Le procès de Nicolas Bonnemaison aurait-il alors été celui de la médecine technicisée, trop scientifique et, paradoxalement, trop performante ? Non plus. Pour autant, ce procès n’aura pas été Mais celui d’un « assassin ». Et il faudrait être d’une extrême mauvaise foi pour affirmer le contraire face aux témoignages des experts psychiatres, de l’avocat général et surtout des familles des victimes. Ce procès était simplement le nôtre. Le procès d’une société « devenue intolérante à l’agonie », comme l’avait pointé avec force le professeur Didier Sicard.
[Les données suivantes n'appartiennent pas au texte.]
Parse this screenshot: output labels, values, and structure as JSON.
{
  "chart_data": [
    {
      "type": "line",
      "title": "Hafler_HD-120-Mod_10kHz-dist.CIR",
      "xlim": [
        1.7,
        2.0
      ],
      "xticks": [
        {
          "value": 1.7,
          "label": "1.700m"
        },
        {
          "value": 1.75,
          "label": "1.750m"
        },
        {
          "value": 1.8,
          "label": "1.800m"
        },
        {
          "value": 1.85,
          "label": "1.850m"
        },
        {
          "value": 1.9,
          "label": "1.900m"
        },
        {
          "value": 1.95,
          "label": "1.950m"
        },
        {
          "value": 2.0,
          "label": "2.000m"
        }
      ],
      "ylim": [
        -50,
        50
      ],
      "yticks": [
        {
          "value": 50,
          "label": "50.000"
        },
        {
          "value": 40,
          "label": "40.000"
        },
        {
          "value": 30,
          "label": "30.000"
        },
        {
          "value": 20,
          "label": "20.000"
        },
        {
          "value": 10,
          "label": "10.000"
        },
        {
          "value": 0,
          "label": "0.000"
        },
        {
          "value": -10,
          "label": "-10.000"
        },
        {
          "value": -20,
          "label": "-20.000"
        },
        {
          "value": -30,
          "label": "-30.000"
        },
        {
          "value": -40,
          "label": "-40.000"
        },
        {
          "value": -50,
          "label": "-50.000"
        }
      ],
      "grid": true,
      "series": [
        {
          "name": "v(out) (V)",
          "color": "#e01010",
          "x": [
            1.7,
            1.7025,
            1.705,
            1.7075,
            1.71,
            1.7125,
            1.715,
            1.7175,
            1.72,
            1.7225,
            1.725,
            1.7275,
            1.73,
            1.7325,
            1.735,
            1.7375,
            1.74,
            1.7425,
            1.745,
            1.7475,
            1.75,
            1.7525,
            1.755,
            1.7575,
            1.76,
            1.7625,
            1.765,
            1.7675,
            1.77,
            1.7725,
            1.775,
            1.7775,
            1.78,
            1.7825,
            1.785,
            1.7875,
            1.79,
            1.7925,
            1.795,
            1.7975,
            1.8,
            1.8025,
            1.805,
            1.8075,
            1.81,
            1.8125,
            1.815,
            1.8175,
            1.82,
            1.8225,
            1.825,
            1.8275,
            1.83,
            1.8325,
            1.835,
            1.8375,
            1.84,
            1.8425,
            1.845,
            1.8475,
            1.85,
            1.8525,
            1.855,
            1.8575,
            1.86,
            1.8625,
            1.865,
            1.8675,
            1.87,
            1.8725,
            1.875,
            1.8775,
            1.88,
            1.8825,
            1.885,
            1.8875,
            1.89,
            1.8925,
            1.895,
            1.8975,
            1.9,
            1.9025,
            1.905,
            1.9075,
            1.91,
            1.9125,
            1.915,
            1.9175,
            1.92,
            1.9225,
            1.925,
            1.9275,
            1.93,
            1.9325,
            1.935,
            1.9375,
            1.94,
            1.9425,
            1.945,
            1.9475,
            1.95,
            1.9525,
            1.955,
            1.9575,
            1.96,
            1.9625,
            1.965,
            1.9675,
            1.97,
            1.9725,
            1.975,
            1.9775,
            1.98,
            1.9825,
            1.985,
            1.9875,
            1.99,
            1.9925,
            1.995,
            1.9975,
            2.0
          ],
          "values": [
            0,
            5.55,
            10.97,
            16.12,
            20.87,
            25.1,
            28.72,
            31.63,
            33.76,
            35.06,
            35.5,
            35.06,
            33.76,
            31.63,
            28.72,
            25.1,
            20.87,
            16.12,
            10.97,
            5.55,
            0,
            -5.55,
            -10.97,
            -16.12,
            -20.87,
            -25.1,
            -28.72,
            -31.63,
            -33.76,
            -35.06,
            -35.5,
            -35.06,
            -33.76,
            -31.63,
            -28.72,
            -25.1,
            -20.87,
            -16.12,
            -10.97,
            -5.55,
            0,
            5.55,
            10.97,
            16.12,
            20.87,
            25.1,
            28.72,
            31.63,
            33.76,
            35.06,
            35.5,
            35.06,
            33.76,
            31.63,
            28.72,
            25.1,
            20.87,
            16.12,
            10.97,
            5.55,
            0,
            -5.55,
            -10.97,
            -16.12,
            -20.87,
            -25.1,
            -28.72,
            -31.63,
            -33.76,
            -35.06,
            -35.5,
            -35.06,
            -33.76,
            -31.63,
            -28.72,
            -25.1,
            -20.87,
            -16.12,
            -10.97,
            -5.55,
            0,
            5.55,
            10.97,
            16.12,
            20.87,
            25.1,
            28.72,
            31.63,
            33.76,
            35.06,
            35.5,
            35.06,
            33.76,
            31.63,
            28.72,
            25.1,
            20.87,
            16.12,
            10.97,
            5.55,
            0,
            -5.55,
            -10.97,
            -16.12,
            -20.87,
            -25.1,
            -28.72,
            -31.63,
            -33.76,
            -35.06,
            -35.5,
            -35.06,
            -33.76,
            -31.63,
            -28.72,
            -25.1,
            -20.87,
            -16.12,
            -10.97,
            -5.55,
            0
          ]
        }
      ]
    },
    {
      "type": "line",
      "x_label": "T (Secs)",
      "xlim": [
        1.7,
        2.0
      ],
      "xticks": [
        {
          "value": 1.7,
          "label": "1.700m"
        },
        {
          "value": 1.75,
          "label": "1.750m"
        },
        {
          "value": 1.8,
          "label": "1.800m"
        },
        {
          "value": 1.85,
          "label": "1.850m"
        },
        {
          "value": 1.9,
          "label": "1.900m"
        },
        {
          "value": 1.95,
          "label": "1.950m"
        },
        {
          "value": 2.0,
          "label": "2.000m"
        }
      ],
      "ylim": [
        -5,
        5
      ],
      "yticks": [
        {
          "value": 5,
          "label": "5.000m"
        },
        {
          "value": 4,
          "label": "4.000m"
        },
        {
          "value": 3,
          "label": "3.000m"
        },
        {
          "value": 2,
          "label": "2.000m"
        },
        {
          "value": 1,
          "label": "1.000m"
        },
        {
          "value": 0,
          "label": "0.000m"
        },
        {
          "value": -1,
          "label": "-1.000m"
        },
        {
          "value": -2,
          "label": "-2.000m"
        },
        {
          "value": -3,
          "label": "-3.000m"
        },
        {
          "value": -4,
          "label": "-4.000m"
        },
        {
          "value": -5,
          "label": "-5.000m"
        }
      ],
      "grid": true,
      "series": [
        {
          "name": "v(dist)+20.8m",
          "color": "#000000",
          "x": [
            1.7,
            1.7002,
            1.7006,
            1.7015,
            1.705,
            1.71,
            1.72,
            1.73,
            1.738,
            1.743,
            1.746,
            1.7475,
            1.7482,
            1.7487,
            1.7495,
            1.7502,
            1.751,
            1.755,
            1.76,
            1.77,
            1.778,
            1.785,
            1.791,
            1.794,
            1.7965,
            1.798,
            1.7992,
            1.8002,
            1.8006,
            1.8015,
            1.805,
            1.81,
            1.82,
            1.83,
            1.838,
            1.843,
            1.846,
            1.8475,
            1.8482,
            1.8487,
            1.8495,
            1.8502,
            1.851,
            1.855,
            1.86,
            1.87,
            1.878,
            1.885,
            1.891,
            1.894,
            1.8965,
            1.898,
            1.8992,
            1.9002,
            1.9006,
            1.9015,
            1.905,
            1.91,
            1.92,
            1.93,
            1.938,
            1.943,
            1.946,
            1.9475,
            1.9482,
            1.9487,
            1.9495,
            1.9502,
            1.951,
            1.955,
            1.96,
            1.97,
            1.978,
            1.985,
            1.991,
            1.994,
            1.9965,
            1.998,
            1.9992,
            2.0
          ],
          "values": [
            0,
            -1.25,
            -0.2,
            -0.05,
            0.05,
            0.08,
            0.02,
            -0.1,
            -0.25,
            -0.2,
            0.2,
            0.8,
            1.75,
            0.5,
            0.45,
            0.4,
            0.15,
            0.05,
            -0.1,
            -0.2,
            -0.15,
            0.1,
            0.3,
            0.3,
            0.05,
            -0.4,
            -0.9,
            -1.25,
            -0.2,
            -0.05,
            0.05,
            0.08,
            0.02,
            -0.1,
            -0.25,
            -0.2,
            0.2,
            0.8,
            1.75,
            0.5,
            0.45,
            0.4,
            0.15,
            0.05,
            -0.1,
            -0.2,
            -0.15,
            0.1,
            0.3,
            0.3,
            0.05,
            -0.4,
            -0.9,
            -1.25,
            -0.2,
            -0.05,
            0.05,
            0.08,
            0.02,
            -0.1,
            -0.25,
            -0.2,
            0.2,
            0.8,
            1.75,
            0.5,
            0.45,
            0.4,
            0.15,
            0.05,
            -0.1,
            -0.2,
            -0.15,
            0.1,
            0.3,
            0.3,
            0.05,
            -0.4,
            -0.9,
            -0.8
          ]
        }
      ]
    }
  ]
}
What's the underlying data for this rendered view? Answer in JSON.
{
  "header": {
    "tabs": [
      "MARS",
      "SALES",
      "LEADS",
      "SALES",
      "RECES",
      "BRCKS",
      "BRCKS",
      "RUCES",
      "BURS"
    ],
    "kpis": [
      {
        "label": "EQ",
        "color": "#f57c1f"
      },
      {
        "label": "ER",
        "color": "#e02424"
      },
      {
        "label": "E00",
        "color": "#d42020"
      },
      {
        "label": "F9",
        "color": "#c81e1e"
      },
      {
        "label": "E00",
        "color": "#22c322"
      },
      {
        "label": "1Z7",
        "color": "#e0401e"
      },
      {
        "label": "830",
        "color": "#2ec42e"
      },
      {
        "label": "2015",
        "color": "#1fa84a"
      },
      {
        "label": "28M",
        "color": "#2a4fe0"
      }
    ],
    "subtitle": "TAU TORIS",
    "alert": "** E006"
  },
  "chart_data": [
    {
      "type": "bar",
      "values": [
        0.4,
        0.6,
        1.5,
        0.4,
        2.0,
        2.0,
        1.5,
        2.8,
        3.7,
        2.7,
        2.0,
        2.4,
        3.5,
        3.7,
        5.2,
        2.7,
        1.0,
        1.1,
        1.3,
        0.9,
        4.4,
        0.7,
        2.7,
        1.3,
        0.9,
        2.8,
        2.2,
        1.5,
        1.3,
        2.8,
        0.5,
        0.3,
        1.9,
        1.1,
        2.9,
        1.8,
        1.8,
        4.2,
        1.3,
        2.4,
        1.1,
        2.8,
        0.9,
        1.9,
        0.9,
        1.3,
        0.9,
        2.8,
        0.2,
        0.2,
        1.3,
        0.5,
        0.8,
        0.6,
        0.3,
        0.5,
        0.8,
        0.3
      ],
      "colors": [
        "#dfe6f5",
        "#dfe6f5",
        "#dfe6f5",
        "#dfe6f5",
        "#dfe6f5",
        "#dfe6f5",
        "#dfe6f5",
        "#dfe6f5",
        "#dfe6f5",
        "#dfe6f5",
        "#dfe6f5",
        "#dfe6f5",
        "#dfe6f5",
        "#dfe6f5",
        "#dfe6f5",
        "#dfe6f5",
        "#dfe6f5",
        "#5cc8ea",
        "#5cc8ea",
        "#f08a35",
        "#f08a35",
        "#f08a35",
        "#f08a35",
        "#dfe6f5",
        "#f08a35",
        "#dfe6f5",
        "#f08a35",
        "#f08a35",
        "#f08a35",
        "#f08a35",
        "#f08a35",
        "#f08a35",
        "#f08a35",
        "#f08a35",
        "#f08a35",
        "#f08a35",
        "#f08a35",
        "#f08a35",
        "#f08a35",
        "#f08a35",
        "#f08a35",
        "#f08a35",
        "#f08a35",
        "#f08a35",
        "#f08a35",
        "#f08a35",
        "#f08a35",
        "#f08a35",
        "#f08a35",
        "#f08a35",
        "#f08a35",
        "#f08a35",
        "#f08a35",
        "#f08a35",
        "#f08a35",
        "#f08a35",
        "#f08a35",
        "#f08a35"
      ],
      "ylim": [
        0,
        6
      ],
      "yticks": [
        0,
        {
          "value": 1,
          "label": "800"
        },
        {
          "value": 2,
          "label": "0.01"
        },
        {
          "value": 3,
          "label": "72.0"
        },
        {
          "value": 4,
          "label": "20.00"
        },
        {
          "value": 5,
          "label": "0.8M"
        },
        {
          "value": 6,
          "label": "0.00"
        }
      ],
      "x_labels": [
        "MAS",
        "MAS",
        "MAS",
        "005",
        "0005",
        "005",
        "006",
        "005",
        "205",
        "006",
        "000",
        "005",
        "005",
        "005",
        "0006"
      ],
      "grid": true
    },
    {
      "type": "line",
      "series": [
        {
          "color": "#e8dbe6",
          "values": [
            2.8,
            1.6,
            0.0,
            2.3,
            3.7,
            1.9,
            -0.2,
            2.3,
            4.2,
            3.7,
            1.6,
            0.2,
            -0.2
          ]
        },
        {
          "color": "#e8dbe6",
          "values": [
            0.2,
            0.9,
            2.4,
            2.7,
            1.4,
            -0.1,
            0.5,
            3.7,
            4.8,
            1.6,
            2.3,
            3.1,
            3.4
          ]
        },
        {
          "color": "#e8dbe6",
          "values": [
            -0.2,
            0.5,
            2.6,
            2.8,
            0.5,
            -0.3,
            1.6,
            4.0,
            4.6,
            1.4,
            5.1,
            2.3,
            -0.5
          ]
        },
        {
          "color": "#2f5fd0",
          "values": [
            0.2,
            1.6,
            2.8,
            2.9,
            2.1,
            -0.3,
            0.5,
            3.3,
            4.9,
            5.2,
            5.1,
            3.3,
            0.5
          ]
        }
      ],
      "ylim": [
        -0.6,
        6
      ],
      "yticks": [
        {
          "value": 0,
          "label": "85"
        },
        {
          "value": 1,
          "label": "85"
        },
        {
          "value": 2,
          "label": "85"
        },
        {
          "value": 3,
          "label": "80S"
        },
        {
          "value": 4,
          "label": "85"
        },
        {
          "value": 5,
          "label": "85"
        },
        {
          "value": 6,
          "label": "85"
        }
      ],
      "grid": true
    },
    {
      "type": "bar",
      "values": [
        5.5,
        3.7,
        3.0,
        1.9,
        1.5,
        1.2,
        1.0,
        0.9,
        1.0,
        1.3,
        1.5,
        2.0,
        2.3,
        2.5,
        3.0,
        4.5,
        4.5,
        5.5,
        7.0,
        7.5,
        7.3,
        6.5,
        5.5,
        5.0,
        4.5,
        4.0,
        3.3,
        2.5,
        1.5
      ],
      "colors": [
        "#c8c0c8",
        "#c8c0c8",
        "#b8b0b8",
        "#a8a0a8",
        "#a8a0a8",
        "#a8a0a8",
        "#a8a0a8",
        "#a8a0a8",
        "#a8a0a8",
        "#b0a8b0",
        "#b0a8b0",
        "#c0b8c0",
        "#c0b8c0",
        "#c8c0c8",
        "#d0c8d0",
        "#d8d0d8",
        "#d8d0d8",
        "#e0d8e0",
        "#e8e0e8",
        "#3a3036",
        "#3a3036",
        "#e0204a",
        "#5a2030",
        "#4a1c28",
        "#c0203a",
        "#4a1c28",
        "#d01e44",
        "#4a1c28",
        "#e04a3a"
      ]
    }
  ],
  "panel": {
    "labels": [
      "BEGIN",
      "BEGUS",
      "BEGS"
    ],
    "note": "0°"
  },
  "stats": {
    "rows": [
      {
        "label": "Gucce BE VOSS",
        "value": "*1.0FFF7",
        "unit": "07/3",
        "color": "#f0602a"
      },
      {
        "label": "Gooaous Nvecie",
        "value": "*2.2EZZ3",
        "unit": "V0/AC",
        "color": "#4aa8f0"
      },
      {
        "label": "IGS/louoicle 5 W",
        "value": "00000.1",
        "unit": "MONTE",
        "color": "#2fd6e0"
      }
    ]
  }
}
D’une société de mortels qui s’ignorent, qui continuent à croire aux promesses d’une éternelle jeunesse et qui s’étonnent, sinon s’offusquent, en « découvrant » la réalité brutale de la vieillesse grabataire, de telle ou telle autre maladie dont on ne se remet pas mais dont on ne meurt pas non plus, d’un diagnostic ne donnant plus aucun espoir. Nicolas Bonnemaison est le produit de cette société et, somme toute, en tant que médecin, il n’a tenté que de répondre à ses attentes contradictoires. [/access]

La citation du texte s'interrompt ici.